# Canon 6D vs 60D Test



## rigradio (Dec 24, 2014)

Hi guys,

I did a test to my Canon 6D & 60D both in* Live View* using a *Canon TS-E 24mm II*.
Setting:* AV Priority Mode*, *Evaluate Metering* 

*On 6D:* turn on the Live View Button -> press the Zoom Button and the AF Zone (white rectangle) appears.
When I move the AF Zone using Directional Button, the shutter speed *not change* _-> the same if we set to Center Weight Metering_.

*On 60D:* turn on the Live View Button -> AF Zone automatically appears, *no need* to press the Zoom Button. 
When I move the AF Zone using Directional Button, the shutter speed *change*.

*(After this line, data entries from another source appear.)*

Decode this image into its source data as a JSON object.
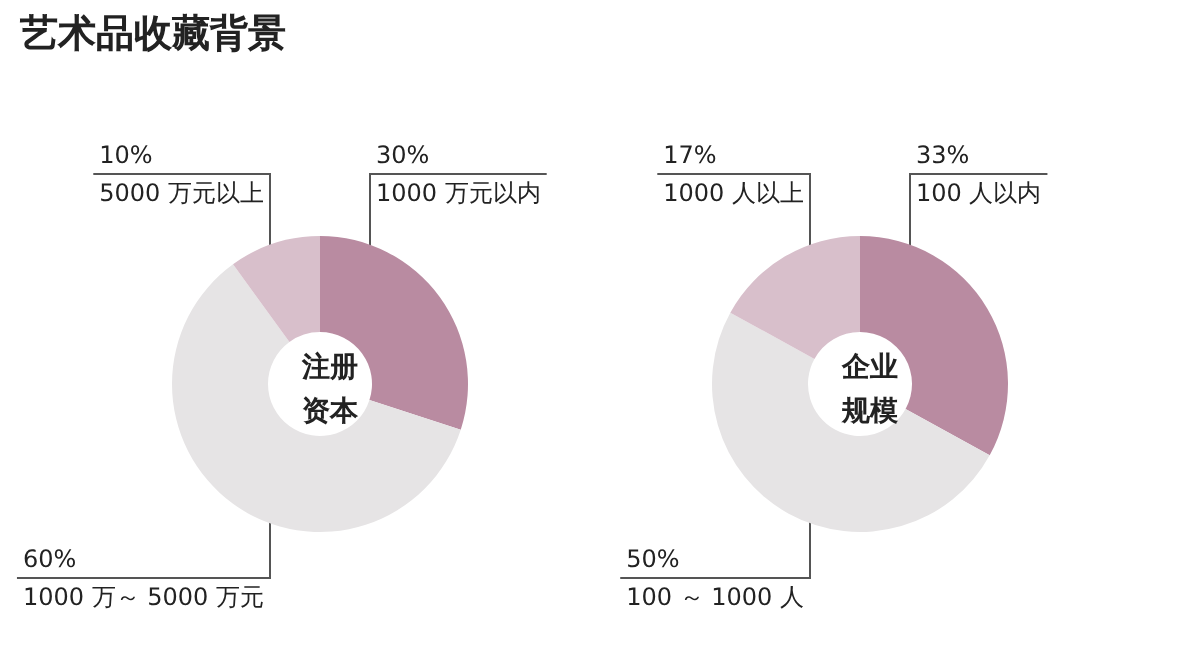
{
  "chart_data": [
    {
      "type": "donut",
      "title": "艺术品收藏背景",
      "annotations": [
        "注册资本"
      ],
      "categories": [
        "1000 万元以内",
        "1000 万～ 5000 万元",
        "5000 万元以上"
      ],
      "values": [
        30,
        60,
        10
      ],
      "value_labels": [
        "30%",
        "60%",
        "10%"
      ],
      "colors": [
        "#b98ba1",
        "#e6e4e5",
        "#d8bfcb"
      ],
      "legend": false
    },
    {
      "type": "donut",
      "annotations": [
        "企业规模"
      ],
      "categories": [
        "100 人以内",
        "100 ～ 1000 人",
        "1000 人以上"
      ],
      "values": [
        33,
        50,
        17
      ],
      "value_labels": [
        "33%",
        "50%",
        "17%"
      ],
      "colors": [
        "#b98ba1",
        "#e6e4e5",
        "#d8bfcb"
      ],
      "legend": false
    }
  ]
}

Does anyone can explain what is the mechanical differences in the 6D & 60D body so the different behaviour happen?

Thank you


----------



## Marsu42 (Dec 24, 2014)

rigradio said:


> I did a test to my Canon 6D & 60D both in* Live View* using a *Canon TS-E 24mm II*.
> Setting:* AV Priority Mode*, *Evaluate Metering*



Fyi: Your metering setting doesn't matter in live view - the mirror is flipped up, and your phase metering system is blind. That's why the camera says "this function isn't available in lv" if you press the metering buttion :->

The camera meters simply according to its firmware, and that'll be different 60d vs. 6d. For best results, do yourself a favor and use Magic Lantern with auto-ettr...

Note: Superheroes don't use live view to take pictures :->


----------



## rigradio (Dec 24, 2014)

Marsu42 said:


> Fyi: Your metering setting doesn't matter in live view - the mirror is flipped up, and your phase metering system is blind. That's why the camera says "this function isn't available in lv" if you press the metering buttion :->



Only on 60D, you still can change the metering mode on 6D even in live view


----------



## Mt Spokane Photography (Dec 24, 2014)

The shutter may be changing on the 60D due to its smaller angle of view, the metering comes from the sensor and its focused on a smaller area than the 6D, assuming you have the cameras side by side withy the same lens.

There is little we can do to help without knowing the exact setup, what the subject is, how its lit, all these things and more can make a difference between crop and FF.


----------



## rigradio (Dec 25, 2014)

Mt Spokane Photography said:


> There is little we can do to help without knowing the exact setup, what the subject is, how its lit, all these things and more can make a difference between crop and FF.



Thanks for the response.
It was a sunrise with high dynamic range scene.

Cheers


----------